Во-первых, несмотря на то, что министерство вакфов вроде бы должно отвечать за все отношения государства и ислама, в законе не упоминаются ни алавиты, ни друзы, ни шииты-двунадесятники, хотя каждое из этих направлений обладает собственными институтами религиозной самоорганизации, а доля этих меньшинств в общем населении САР за время конфликта только возросла [5]. По всей видимости, это объясняется тем, что основной целью проведенной реформы было противостояние суннитским движениям политического ислама. Поскольку миноритарные конфессиональные группы воспринимаются правительством скорее как естественный союзник или хотя бы попутчик, то отношения с ними выстраиваются в рамках привычной и давно апробированной системы малоформализованных персональных связей.

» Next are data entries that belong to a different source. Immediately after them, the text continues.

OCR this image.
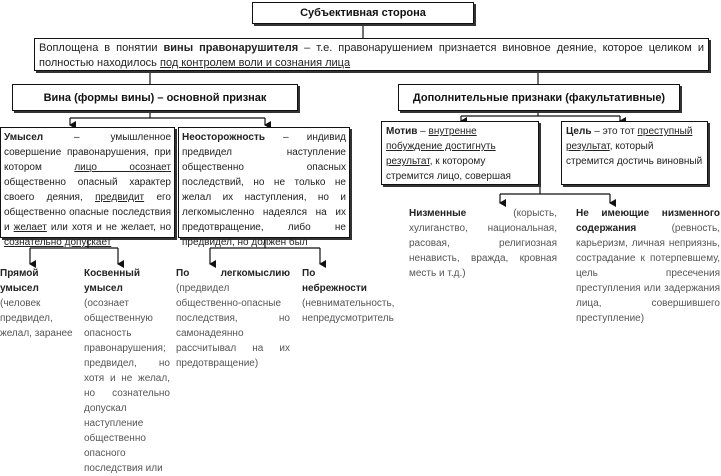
Субъективная сторона
Воплощена в понятии вины правонарушителя – т.е. правонарушением признается виновное деяние, которое целиком и полностью находилось под контролем воли и сознания лица
Вина (формы вины) – основной признак	Дополнительные признаки (факультативные)
Умысел – умышленное совершение правонарушения, при котором лицо осознает общественно опасный характер своего деяния, предвидит его общественно опасные последствия и желает или хотя и не желает, но сознательно допускает
Неосторожность – индивид предвидел наступление общественно опасных последствий, но не только не желал их наступления, но и легкомысленно надеялся на их предотвращение, либо не предвидел, но должен был
Мотив – внутренне побуждение достигнуть результат, к которому стремится лицо, совершая
Цель – это тот преступный результат, который стремится достичь виновный
Прямой умысел (человек предвидел, желал, заранее
Косвенный умысел (осознает общественную опасность правонарушения; предвидел, но хотя и не желал, но сознательно допускал наступление общественно опасного последствия или
По легкомыслию (предвидел общественно-опасные последствия, но самонадеянно рассчитывал на их предотвращение)
По небрежности (невнимательность, непредусмотритель
Низменные (корысть, хулиганство, национальная, расовая, религиозная ненависть, вражда, кровная месть и т.д.)
Не имеющие низменного содержания (ревность, карьеризм, личная неприязнь, сострадание к потерпевшему, цель пресечения преступления или задержания лица, совершившего преступление)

Во-вторых, предполагаемая законом сверхцентрализация управления исламской сферой (вполне осуществимая в условиях конфликта, когда значительная часть противников правительства оказалась вытеснена за пределы подконтрольных ему территорий) существенным образом расходится с подходами едва ли не всех других арабских государств, которые основываются на выстраивании сложных систем сдержек и противовесов между различными институтами. Более того, новый курс Дамаска существенным образом расходится и с собственно сирийской практикой, реализовывавшейся последние несколько десятилетий. Партия Баас, в соответствии со своей лево националистической идеологией, всегда исходила из необходимости, по крайней мере, декларативной автономии религиозной сферы [6]. Задачи борьбы с политическим исламом, ставшие особенно насущными с начала 1980-х годов, решались посредством поддержки правительством отдельных религиозных лидеров и организаций. В бюрократической логике резкое усиление и известная независимость министерства вакфов в перспективе могут создать угрозу его превращения в своеобразное сверхминистерство, мало зависящее от остальной части государственного аппарата, что, в свою очередь, предполагает осуществление жесткого контроля над его деятельностью со стороны силовых структур4.

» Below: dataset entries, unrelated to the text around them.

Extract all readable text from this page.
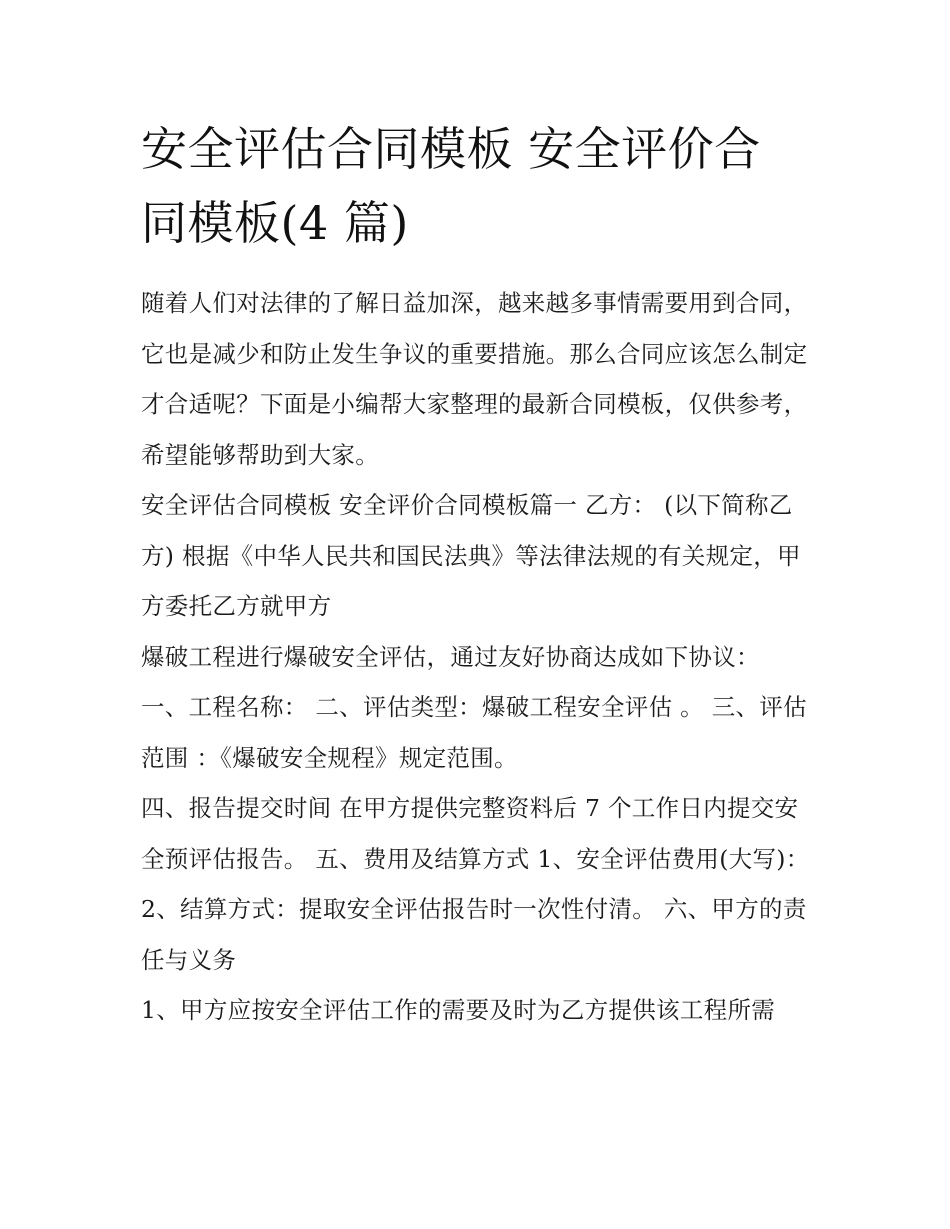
安全评估合同模板 安全评价合
同模板(4 篇)

随着人们对法律的了解日益加深，越来越多事情需要用到合同，它也是减少和防止发生争议的重要措施。那么合同应该怎么制定才合适呢？下面是小编帮大家整理的最新合同模板，仅供参考，希望能够帮助到大家。

安全评估合同模板 安全评价合同模板篇一 乙方： (以下简称乙方) 根据《中华人民共和国民法典》等法律法规的有关规定，甲方委托乙方就甲方

爆破工程进行爆破安全评估，通过友好协商达成如下协议：

一、工程名称： 二、评估类型：爆破工程安全评估 。 三、评估范围 ：《爆破安全规程》规定范围。

四、报告提交时间 在甲方提供完整资料后 7 个工作日内提交安全预评估报告。 五、费用及结算方式 1、安全评估费用(大写)：

2、结算方式：提取安全评估报告时一次性付清。 六、甲方的责任与义务

1、甲方应按安全评估工作的需要及时为乙方提供该工程所需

В-третьих, обращает на себя внимание строгая иерархичность построения предлагаемой системы, в рамках которой все нити управления политикой в отношении ислама оказываются сосредоточенными в руках министра. Некоторые критики закона, в частности британский аналитик сирийского происхождения Аззам аль-Касир, объясняют это близостью министра Мухаммеда Абд ас-Саттара ас-Саййида к президенту Башару Асаду, полагая, что проведенная реформа вообще была направлена, главным образом, на увеличение объема личной власти министра [7]. Вместе с тем возможно и иное объяснение. Усиление позиций министра и его персональная ответственность облегчают осуществление внешнего контроля над подведомственной ему сферой.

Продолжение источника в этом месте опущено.